The problem isn’t necessarily with the people who fund these gigantic PACs; it’s with a process that incentivizes some of those people to behave in ways they otherwise wouldn’t.

(Flyer reading “Paid for by Alabama Christian Conservatives.”)

These guys have the best lawyers money can buy. So, yes, it’s probably all legal.

But should it be?

Progressives say no, and that we need to get money out of elections entirely. One of their proposals is to have taxpayer-funded campaigns, where once a certain number of candidates achieve some type of popularity benchmark, they’re all given the same amount of money. This is like the concept behind NASCAR. Everything is pretty much stock except for the driver and the crew, or in this case, the candidate and the campaign staff.

Libertarians say yes, it should certainly be legal, but add that campaign donations shouldn’t have any restrictions at all. None. We would never know where our politicians would get their campaign money in such a world.

Conservatism, as usual, seeks the path that balances liberty with order:

  • Liberty: A free man must be able to spend his money however he wishes. And if our First Amendment’s right to freedom of speech protects anything, it’s a citizen’s right to speak for or against someone who wishes to be elected to a government office. That shouldn’t matter if a citizen exercises that freedom by holding a handmade poster in the town square or by writing a check for a million dollar’s worth of television commercials.
  • Order: But … millionaires like Jimmy Rane and Francisco Collazo have no more of a say in electing a candidate than you or I do. One man, one vote. But we know that the principle of reciprocity is deeply imbedded in human nature, i.e., when someone gives you something of value, you tend to feel compelled to give them something in return.

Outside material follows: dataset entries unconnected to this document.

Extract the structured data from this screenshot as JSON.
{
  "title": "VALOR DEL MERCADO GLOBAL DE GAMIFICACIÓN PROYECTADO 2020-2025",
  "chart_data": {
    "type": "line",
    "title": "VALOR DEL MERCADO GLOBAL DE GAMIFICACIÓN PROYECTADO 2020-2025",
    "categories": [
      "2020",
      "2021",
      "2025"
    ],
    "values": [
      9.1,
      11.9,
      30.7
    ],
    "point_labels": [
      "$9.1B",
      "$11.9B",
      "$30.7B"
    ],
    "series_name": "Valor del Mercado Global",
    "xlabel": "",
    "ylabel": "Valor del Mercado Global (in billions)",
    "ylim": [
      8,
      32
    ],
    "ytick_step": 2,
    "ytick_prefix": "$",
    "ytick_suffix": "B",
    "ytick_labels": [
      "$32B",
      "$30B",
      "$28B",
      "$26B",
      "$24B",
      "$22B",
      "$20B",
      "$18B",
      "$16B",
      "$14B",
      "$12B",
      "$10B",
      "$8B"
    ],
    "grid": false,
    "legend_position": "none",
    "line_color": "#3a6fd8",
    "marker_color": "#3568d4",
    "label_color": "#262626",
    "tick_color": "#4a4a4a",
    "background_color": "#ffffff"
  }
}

That’s especially dangerous when that “something in return” is government policy favorable to a specific person.

So, we worry that however ethical and moral a contributor and a candidate may be, the principle of reciprocity will creep into their relationship, and then that millionaire has more of a say than you or I do.

That ain’t democracy.

It’s aristocracy.

Try that long enough, and the people will rise and tear the whole thing down, the good and the bad. It happens all the time.

On the liberty side of the balance, our nation allows millionaires to spend their money speaking for or against any candidate they wish. And it allows them to form political action committees to manage exactly how that’s done.

But on the order side of the balance, our nation requires all contributions and all spending on elections to be a matter of public record. Dragging all of this out into the sunshine helps de-incentivize reciprocity … but it requires people to look.

On the federal level, you can look at the files maintained by the Federal Election Commission. On the state level, you can look at the Secretary of State’s office.

But Is This Moral?

It’s legal, and it probably should remain that way, but why the shell game?

Why all the phony-sounding names, the rented mailboxes, the out-of-state political operatives, and seriously … why all the stupid and insulting advertisements, why all the twisting of words to imply something that these contributors know is, at best, misleading?

(Flyer reading “Paid for by Alabama Christian Conservatives.”)

I doubt these guys would be proud of the tactics used on these flyers if viewed through the lens of their faith. If they wouldn’t stand up in church and say the same things said and printed in those campaign ads, they shouldn’t pay other people to say and write them, either.

I know there are some, especially the political hacks out there, who would say, “Pepper, this is just the way it works. The other side does it, too, and we’ll lose if we don’t.”

Maybe so, but that doesn’t mean we have to like it, especially all of its shadier aspects.

But maybe they’re just looking at this like the businessmen most of them are. It’s all just another transaction. Another deal. Something else they have to buy or sell to make a profit.

And that’s what worries me most.

Because exactly what … or exactly who … are they buying and selling?